Some French government sites are a little clunky and won’t accept large files – if you get an error message telling you that the file you are uploading is too big, you can resize it using a free online photo resizing tool. 


If the process requires payment (eg changing address on certain types of residency card or applying for citizenship) you may be asked for a timbre fiscale – find out how they work here


If you are looking for a property to rent you will need to compile a dossier and if you’re in one of the big cities – especially Paris – landlords or agencies usually won’t even grant you a viewing without seeing your dossier first, so it’s always best to compile this before you start scanning property adverts.

The government has put together a tool called Dossier Facile which allows you to upload all your house-hunting documents to a single site, have them checked and verified and then gives you a link to give to landlords and agencies, which makes the process a little simpler.

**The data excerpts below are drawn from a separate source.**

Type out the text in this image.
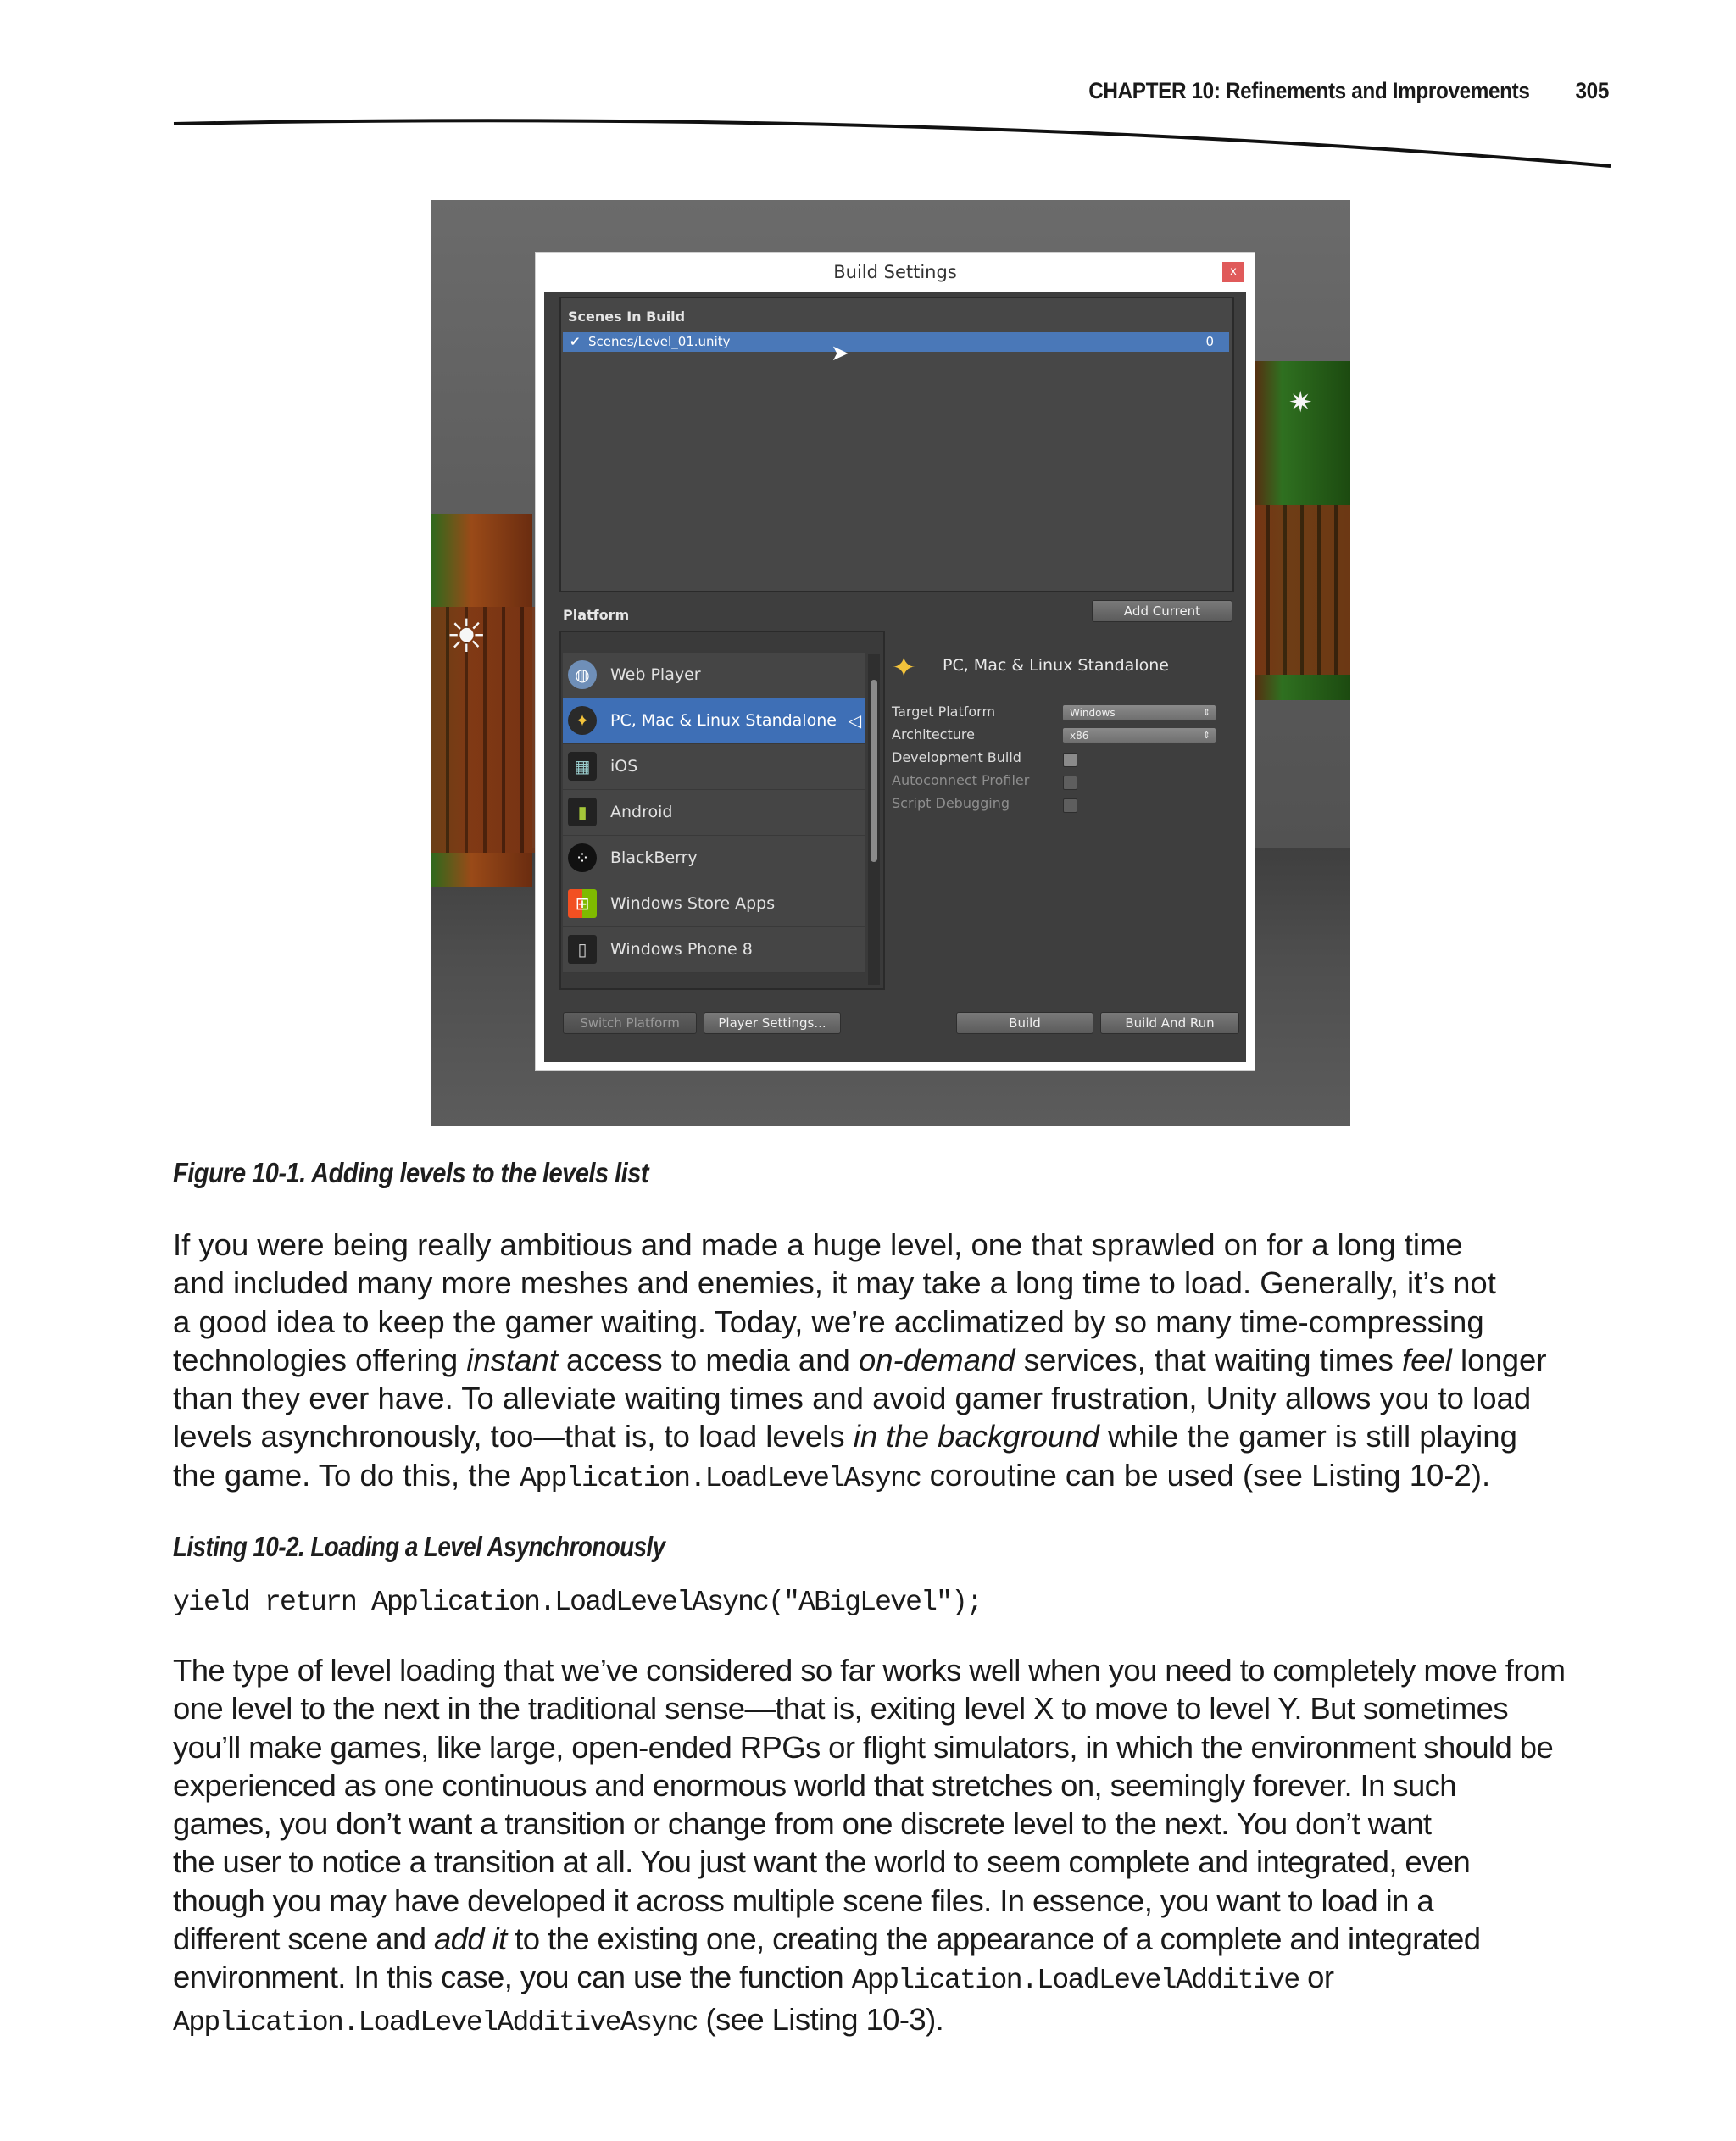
CHAPTER 10: Refinements and Improvements 305
☀
✷
Build Settings	x
Scenes In Build
✔ Scenes/Level_01.unity	0
➤
Add Current
Platform
◍	Web Player
✦	PC, Mac & Linux Standalone ◁
▦	iOS
▮	Android
⁘	BlackBerry
⊞	Windows Store Apps
▯	Windows Phone 8
✦ PC, Mac & Linux Standalone
Target Platform	Windows	⇕
Architecture	x86	⇕
Development Build
Autoconnect Profiler
Script Debugging
Switch Platform	Player Settings...	Build	Build And Run
Figure 10-1. Adding levels to the levels list
If you were being really ambitious and made a huge level, one that sprawled on for a long time
and included many more meshes and enemies, it may take a long time to load. Generally, it’s not
a good idea to keep the gamer waiting. Today, we’re acclimatized by so many time-compressing
technologies offering instant access to media and on-demand services, that waiting times feel longer
than they ever have. To alleviate waiting times and avoid gamer frustration, Unity allows you to load
levels asynchronously, too—that is, to load levels in the background while the gamer is still playing
the game. To do this, the Application.LoadLevelAsync coroutine can be used (see Listing 10-2).
Listing 10-2. Loading a Level Asynchronously
yield return Application.LoadLevelAsync("ABigLevel");
The type of level loading that we’ve considered so far works well when you need to completely move from
one level to the next in the traditional sense—that is, exiting level X to move to level Y. But sometimes
you’ll make games, like large, open-ended RPGs or flight simulators, in which the environment should be
experienced as one continuous and enormous world that stretches on, seemingly forever. In such
games, you don’t want a transition or change from one discrete level to the next. You don’t want
the user to notice a transition at all. You just want the world to seem complete and integrated, even
though you may have developed it across multiple scene files. In essence, you want to load in a
different scene and add it to the existing one, creating the appearance of a complete and integrated
environment. In this case, you can use the function Application.LoadLevelAdditive or
Application.LoadLevelAdditiveAsync (see Listing 10-3).
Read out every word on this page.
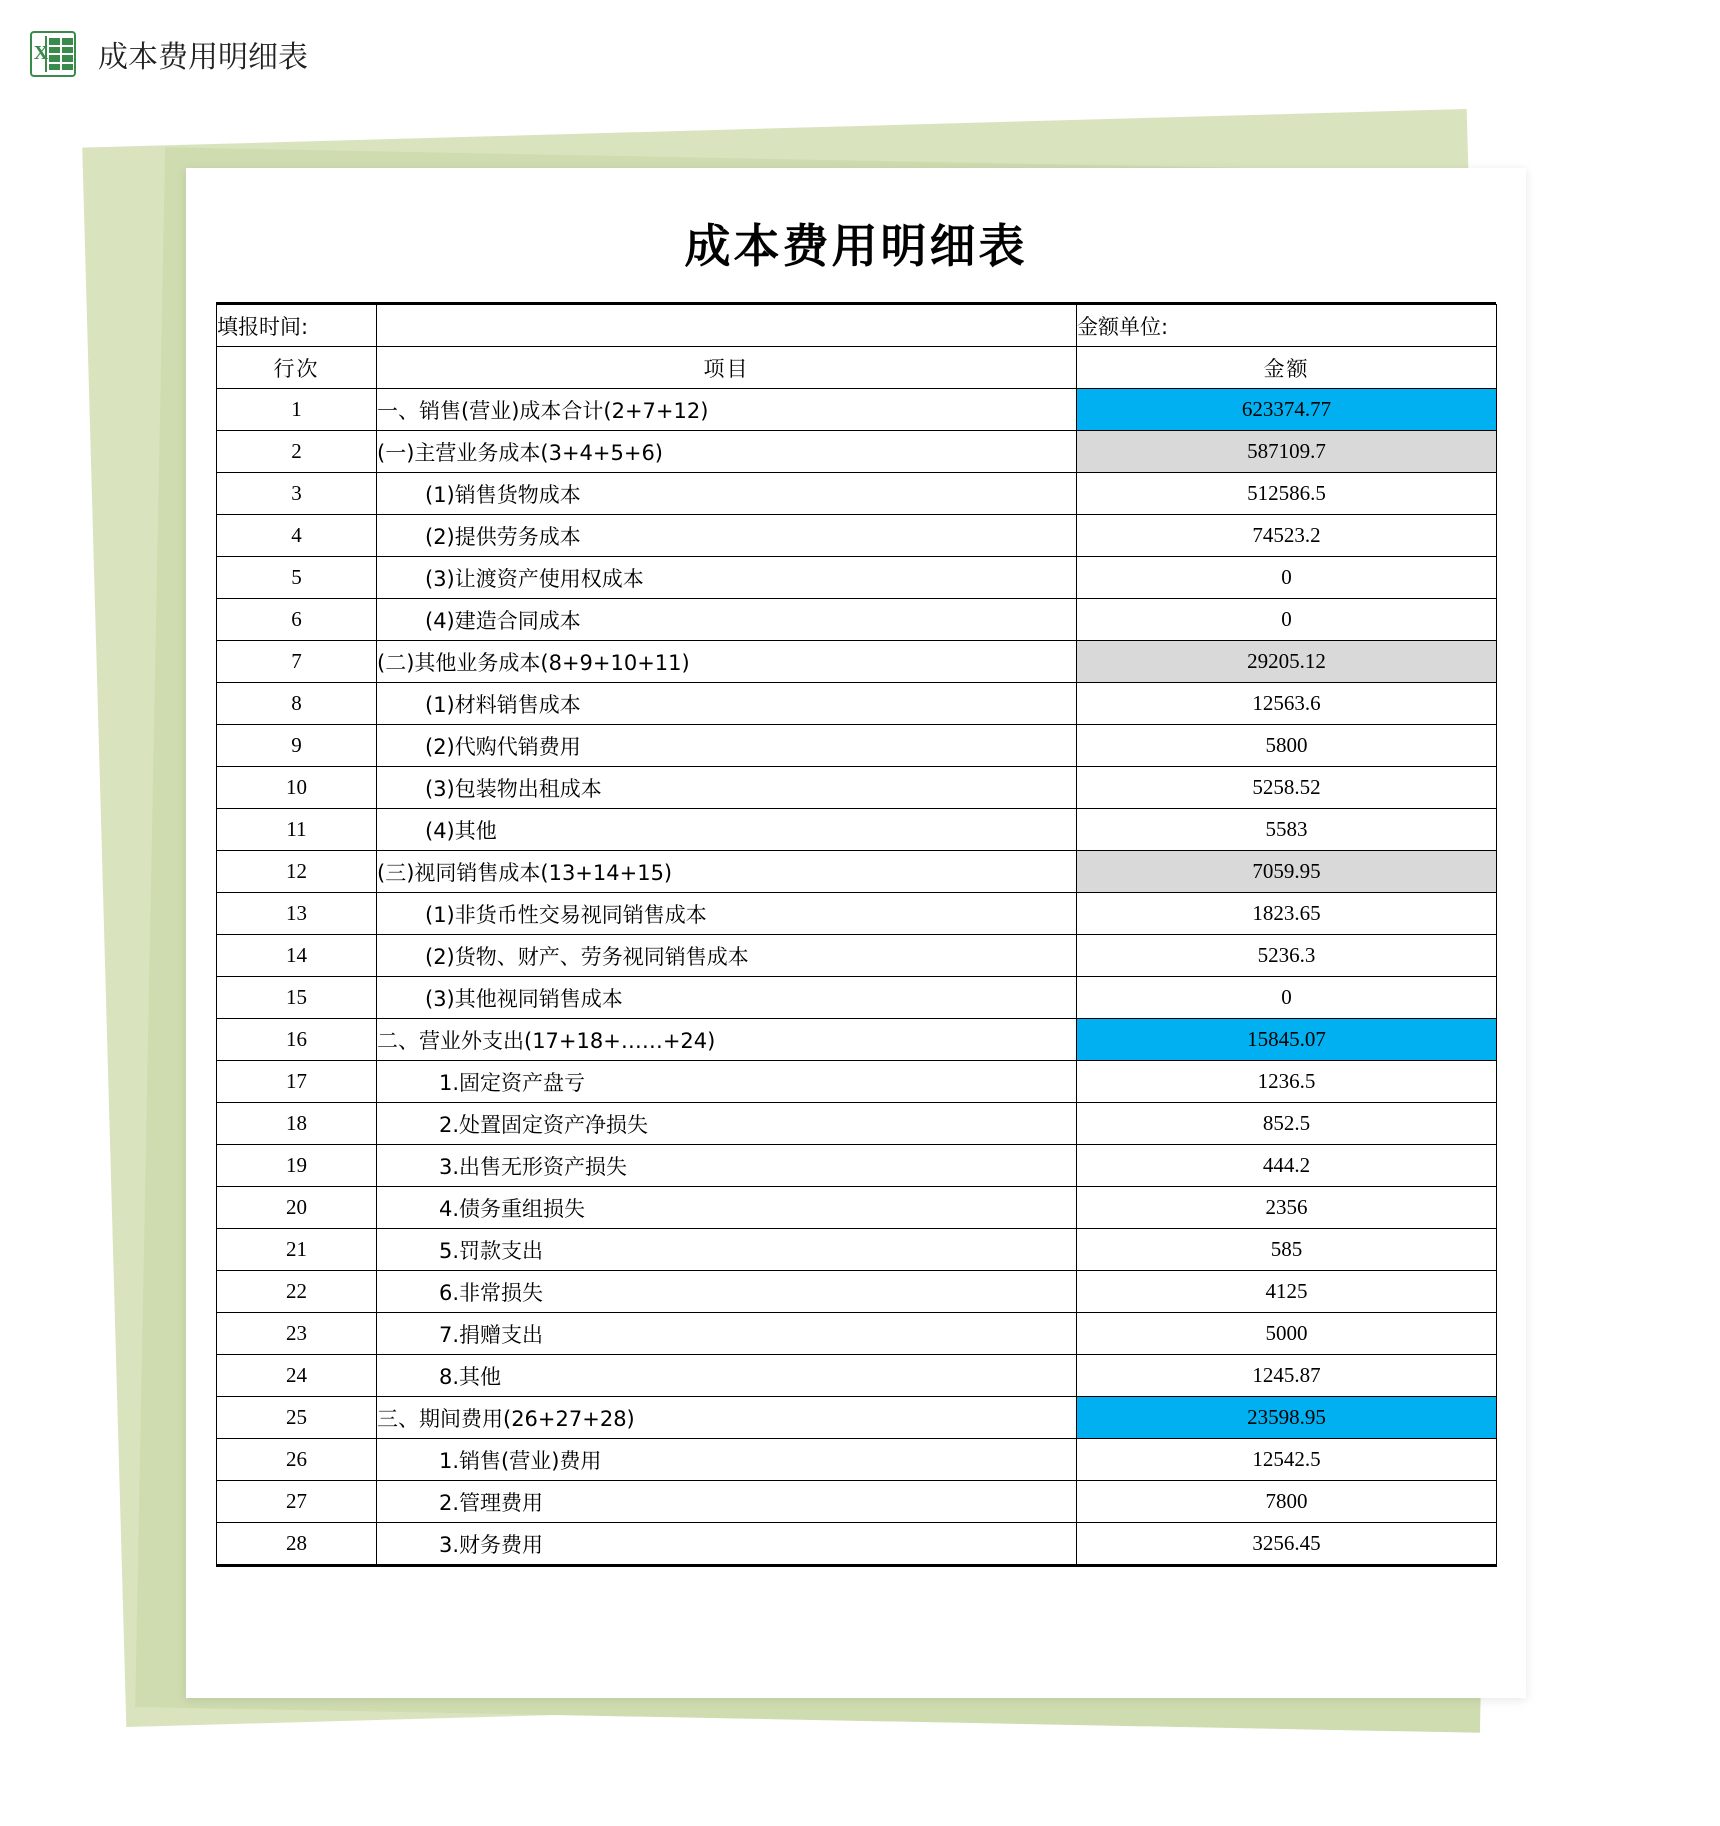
X 成本费用明细表
成本费用明细表
填报时间:		金额单位:
行次	项目	金额
1	一、销售(营业)成本合计(2+7+12)	623374.77
2	(一)主营业务成本(3+4+5+6)	587109.7
3	(1)销售货物成本	512586.5
4	(2)提供劳务成本	74523.2
5	(3)让渡资产使用权成本	0
6	(4)建造合同成本	0
7	(二)其他业务成本(8+9+10+11)	29205.12
8	(1)材料销售成本	12563.6
9	(2)代购代销费用	5800
10	(3)包装物出租成本	5258.52
11	(4)其他	5583
12	(三)视同销售成本(13+14+15)	7059.95
13	(1)非货币性交易视同销售成本	1823.65
14	(2)货物、财产、劳务视同销售成本	5236.3
15	(3)其他视同销售成本	0
16	二、营业外支出(17+18+……+24)	15845.07
17	1.固定资产盘亏	1236.5
18	2.处置固定资产净损失	852.5
19	3.出售无形资产损失	444.2
20	4.债务重组损失	2356
21	5.罚款支出	585
22	6.非常损失	4125
23	7.捐赠支出	5000
24	8.其他	1245.87
25	三、期间费用(26+27+28)	23598.95
26	1.销售(营业)费用	12542.5
27	2.管理费用	7800
28	3.财务费用	3256.45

Find a full explanation of how it works here.


For foreigners, especially new arrivals, it’s often a problem getting together all the documents required. It’s worth knowing that if you don’t have everything you need, you can sometimes substitute documents for an attestation sur l’honneur, which is a sworn statement. 

How to write a French attestation sur l’honneur

This is a legally valid document, with penalties for submitting a false one, and needs to be in French and written in a certain format – the French government website provides a template for the attestation.


Déposer un dossier – submit your file

Pièce d’identitie – proof of ID eg passport, residency card

Acte de naissance – birth certificate. 

Copie intégral – a copy of the document such as a photocopy or scan

Extrait – a new version of the document, reissued by the issuing authority

Sans/ avec filiation – for birth certificates it might be specified that you need one avec filiation, which means it includes your parents’ details. Some countries issue as standard short-form birth certificates that don’t include this, so you will need to request a longer version of the certificate

Justificatif de domicile – proof of address eg recent utility bills. If you don’t have any bills in your name you can ask the person who either owns the property or pays the rent to write an attestation de domicile stating that you live there

Justificatif de situation professionnelle – proof of your work status eg a work contract – either a CDI (permenant contract) or CDD (short-term contract)

Justificatif de ressources – proof of financial means, such as your last three months payslips (employers are legally obliged to provide these), other proof of income or proof of pension payments or evidence of savings.

Avis d’imposition – tax return. Some processes ask for this separately, for others it can be used as proof of resources – this is not a copy of the declaration that you make, but the receipt you get back from the tax office laying out your income and any payments that are required. If you declare your taxes online in France, you can download a copy of this document from the tax website. 

Quittance de loyer – rent receipts

Attestation de bon paiment – a document from your landlord stating that you pay your rent on time

Un garant – for some processes, particularly house-hunting, you might need a financial guarantor. This can be tricky for foreigners since it has to be someone you know reasonably well, but that person must also be living (and sometimes working) in France, and they will also need to provide all the above documents. If you’re struggling to find an acceptable guarantor, there are online services that will provide a guarantor (for a fee).

En cours de traitement – this means that your dossier has been received and is in the process of being evaluated. Depending on the process this stage can take anywhere between hours, months or even years (in the case of citizenship applications).

RDV – the shortened version of rendez-vous, this is an appointment. Certain processes require you to first submit your dossier and then attend an in-person appointment.

Votre dossier est incomplet – bad news, you are missing one or more crucial documents and your application will not proceed any further until you have remedied this.

Votre dossier est validé – your dossier has been approved. Time to pop the Champagne!